Worried that you won't be able to monitor your DB2 for z/OS environment as you can the other parts of your mainframe system? Don't be. There are multiple products available from several vendors of DB2-related tools that can provide you with detailed information about your stored procedure workload. Stored procedures are definitely not some kind of black-box technology.
I mention these concerns sometimes on the minds of mainframe systems people because in my experience, programmers - whether mainframers themselves or distributed systems people - are already sold on the benefits of DB2 stored procedure usage. Mainframe-side developers like to be able to leverage their COBOL (or C or whatever) and SQL skills for projects that involve a lot of off-mainframe code written in Java (or C# or whatever). The off-mainframe coders like being able to use a familiar syntax when accessing DB2 stored procedures and associated query result sets (use of stored procedures is an established best practice in relational database environments that run on Linux, UNIX, and Windows servers).

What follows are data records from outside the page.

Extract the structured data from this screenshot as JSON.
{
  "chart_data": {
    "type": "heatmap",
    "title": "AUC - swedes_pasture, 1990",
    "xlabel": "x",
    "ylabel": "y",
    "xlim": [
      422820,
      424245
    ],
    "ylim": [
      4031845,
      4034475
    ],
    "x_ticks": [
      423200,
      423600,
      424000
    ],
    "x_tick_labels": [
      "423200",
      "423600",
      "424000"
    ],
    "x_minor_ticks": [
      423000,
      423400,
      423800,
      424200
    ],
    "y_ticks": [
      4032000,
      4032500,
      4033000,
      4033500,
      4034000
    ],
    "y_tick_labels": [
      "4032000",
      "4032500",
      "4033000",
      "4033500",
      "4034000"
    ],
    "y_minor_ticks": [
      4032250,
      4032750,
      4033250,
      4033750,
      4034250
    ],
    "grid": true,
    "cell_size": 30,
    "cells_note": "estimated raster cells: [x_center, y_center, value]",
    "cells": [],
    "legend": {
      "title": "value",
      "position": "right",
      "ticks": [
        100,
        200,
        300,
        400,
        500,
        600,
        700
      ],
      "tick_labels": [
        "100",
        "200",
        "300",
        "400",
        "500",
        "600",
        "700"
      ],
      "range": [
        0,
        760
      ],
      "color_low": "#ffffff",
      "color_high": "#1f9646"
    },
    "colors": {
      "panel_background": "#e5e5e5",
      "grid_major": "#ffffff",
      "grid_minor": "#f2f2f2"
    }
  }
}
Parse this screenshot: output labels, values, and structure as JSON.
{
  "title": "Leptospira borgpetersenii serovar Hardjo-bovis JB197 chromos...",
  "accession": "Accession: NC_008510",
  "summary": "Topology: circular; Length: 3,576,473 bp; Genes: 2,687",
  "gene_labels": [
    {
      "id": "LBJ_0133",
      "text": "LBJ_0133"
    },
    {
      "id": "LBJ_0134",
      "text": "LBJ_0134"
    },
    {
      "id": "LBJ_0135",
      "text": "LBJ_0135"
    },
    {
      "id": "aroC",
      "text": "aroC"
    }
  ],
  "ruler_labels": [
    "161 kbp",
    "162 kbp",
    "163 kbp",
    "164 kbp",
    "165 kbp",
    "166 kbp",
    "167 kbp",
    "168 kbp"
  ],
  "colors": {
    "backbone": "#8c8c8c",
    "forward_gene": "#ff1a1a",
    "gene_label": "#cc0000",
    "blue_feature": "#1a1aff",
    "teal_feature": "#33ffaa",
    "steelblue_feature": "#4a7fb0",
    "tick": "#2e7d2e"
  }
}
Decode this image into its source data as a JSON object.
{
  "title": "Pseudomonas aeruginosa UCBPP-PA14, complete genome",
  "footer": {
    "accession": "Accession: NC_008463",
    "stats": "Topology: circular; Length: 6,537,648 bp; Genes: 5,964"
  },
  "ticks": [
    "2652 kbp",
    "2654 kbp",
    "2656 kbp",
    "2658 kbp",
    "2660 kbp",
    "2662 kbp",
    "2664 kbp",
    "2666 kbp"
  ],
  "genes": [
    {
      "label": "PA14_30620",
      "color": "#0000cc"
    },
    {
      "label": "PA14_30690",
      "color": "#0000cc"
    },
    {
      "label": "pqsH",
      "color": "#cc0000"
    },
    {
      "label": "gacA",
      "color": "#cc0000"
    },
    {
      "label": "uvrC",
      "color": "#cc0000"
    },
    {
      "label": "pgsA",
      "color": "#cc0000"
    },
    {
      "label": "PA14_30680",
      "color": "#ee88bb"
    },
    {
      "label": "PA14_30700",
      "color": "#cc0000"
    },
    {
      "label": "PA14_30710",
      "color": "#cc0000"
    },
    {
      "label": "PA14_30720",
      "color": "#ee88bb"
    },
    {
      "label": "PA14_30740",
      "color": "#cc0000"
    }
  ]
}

What about the future of DB2 stored procedures? Lookin' brighter all the time, baby. I'm particularly pumped about what IBM is doing with respect to SQL procedures. These are stored procedures for which the program source is contained within the CREATE PROCEDURE statement (this versus a CREATE PROCEDURE statement that references an external-to-DB2 load module). Yeah, they're easy to develop, but to me the appeal was somewhat limited because, under the covers, DB2 would end up generating a C language program to be the SQL procedure executable, and the thing ended up running as a traditional external stored procedure does. That all changes with DB2 for z/OS V9 in New Function Mode: a SQL procedure executable will not be a C language program. Instead, the executable code will be stored in the DB2 directory (conceptually similar to the storage of DB2 package sections in the directory), and it will execute in the DB2 Database Services address space. That's cool enough (no need for a C compiler), but here's what has me really jazzed: these SQL procedures, when invoked via DDF (i.e., by off-mainframe client programs), will be able to use the processing power of a zIIP engine. zIIPs, as you may well know, are zSeries processors that can do real work (especially when enclave SRBs - a certain type of z/OS control block representing a dispatchable piece of work - are involved, as they are in the case of DDF threads), with the bonus being that they don't figure into the pricing of mainframe software. Boom! Instant TCO (total cost of ownership) benefit for mainframe-using organizations.
Great, huh? Are you as excited about this technology as I? Am I just over-caffeinated (I am enjoying a good-sized cup with my Wi-Fi)? Just check it out, OK? And if you're already realizing the advantages of DB2 stored procedures, tell some other folks about it. As we in the American South might say, give stored procedures a call, y'all.